Under normal non-gaming usage, the laptop kept its cool. While streaming videos and surfing the internet, the Blade 14 stayed well below the comfort zone of 90 degrees. But as soon as the Tomb Raider started, the laptop started heating up too.
Even with the custom designed heat pipe by Razer, the touchpad and other areas of the laptop remained too hot to use while gaming. The touchpad measured 98 degrees while the center part of the keypad between keys G and H was 113 degrees.
That’s not it!
The bottom part of the laptop was a scorching 125 degrees. So don’t even think about gaming on Blade 14 while keeping it on your lap.
Gaming and Graphics
You can put Razer Blade 14 (2013) with the best gaming laptops. With the help of Nvidia GeForce GTX 765M GPU with 2GB of VRAM, the gamers play the most taxing games graphically with silky smoothness.
I adjusted the graphics settings to test the machine limits while playing Tomb Raiders. I tested the game in all 4 settings – low, normal, ultimate and ultra. The laptop held up really well in almost all the settings. During the ultra-setting, the game began to stutter. The fps dropped to 29. I tested many other high-graphic games too.
I must say the machine is really top-notch.
The laptop has a good battery life. For less-intensive tasks, the laptop uses Intel HD Graphics 4600 GPU. While surfing the internet over Wi-Fi, the laptop lasted a good 8 hours and 7 minutes. That is quite longer than an average thin and small gaming laptop.
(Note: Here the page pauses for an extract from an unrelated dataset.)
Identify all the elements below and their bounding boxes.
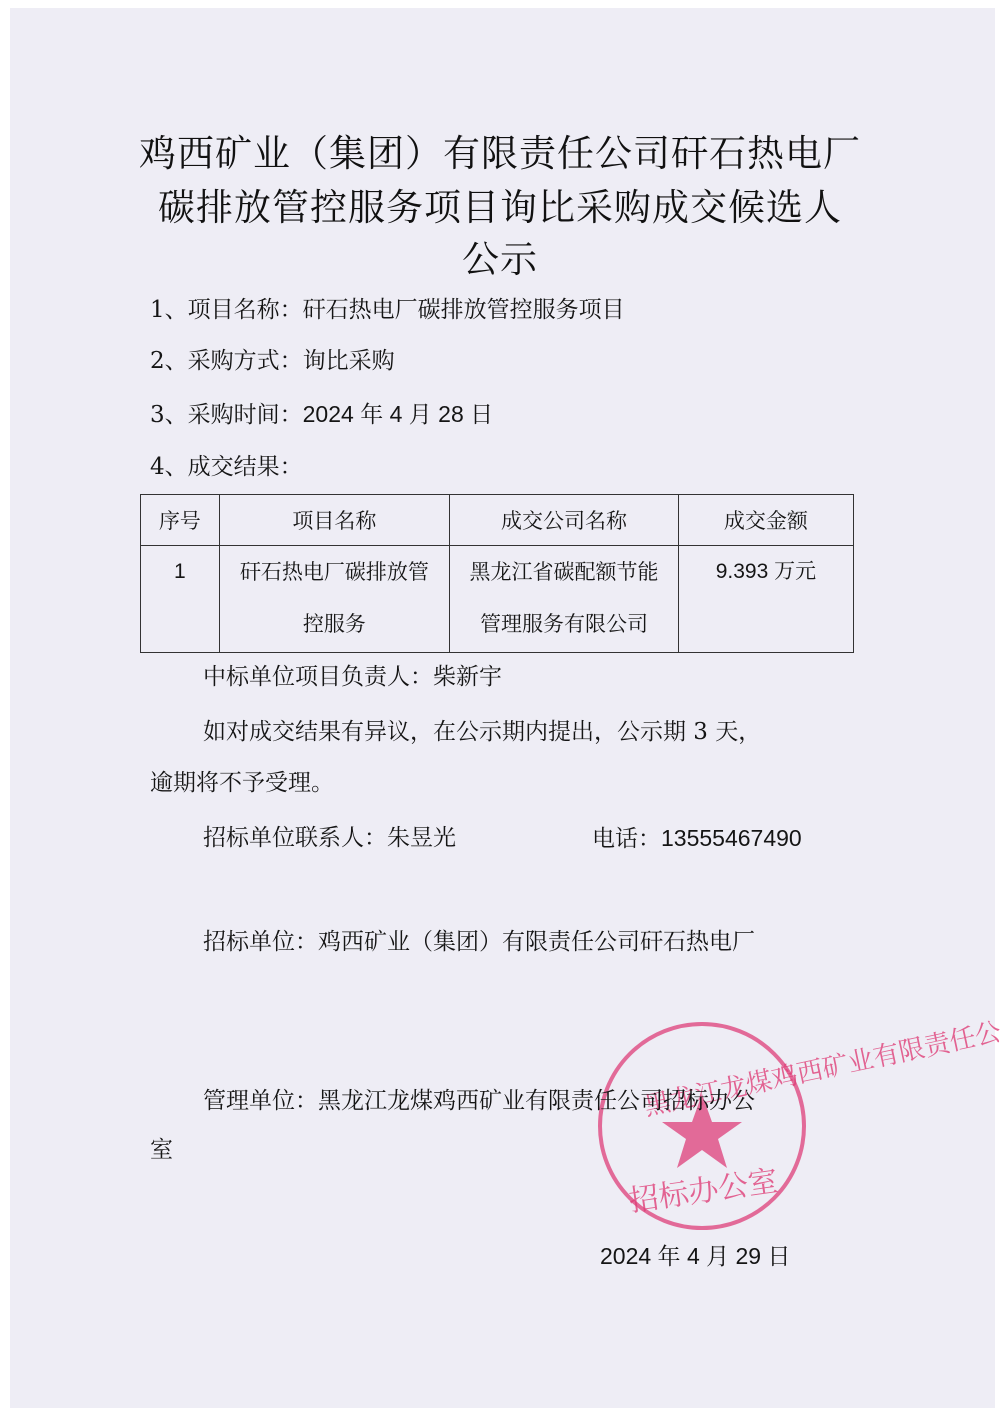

I understand that deep urge of playing games and the frustration of not finding enough time. I also go through that phase where I miss those care-free gaming days terribly. But what can I say?
Unfortunately, we all have to grow up and take smart decisions. And for that, you have to find a middle road. A laptop that is highly productive yet very good at gaming is a rare find. And here you have 5 incredible options.
Make a smart move. Take a smart decision.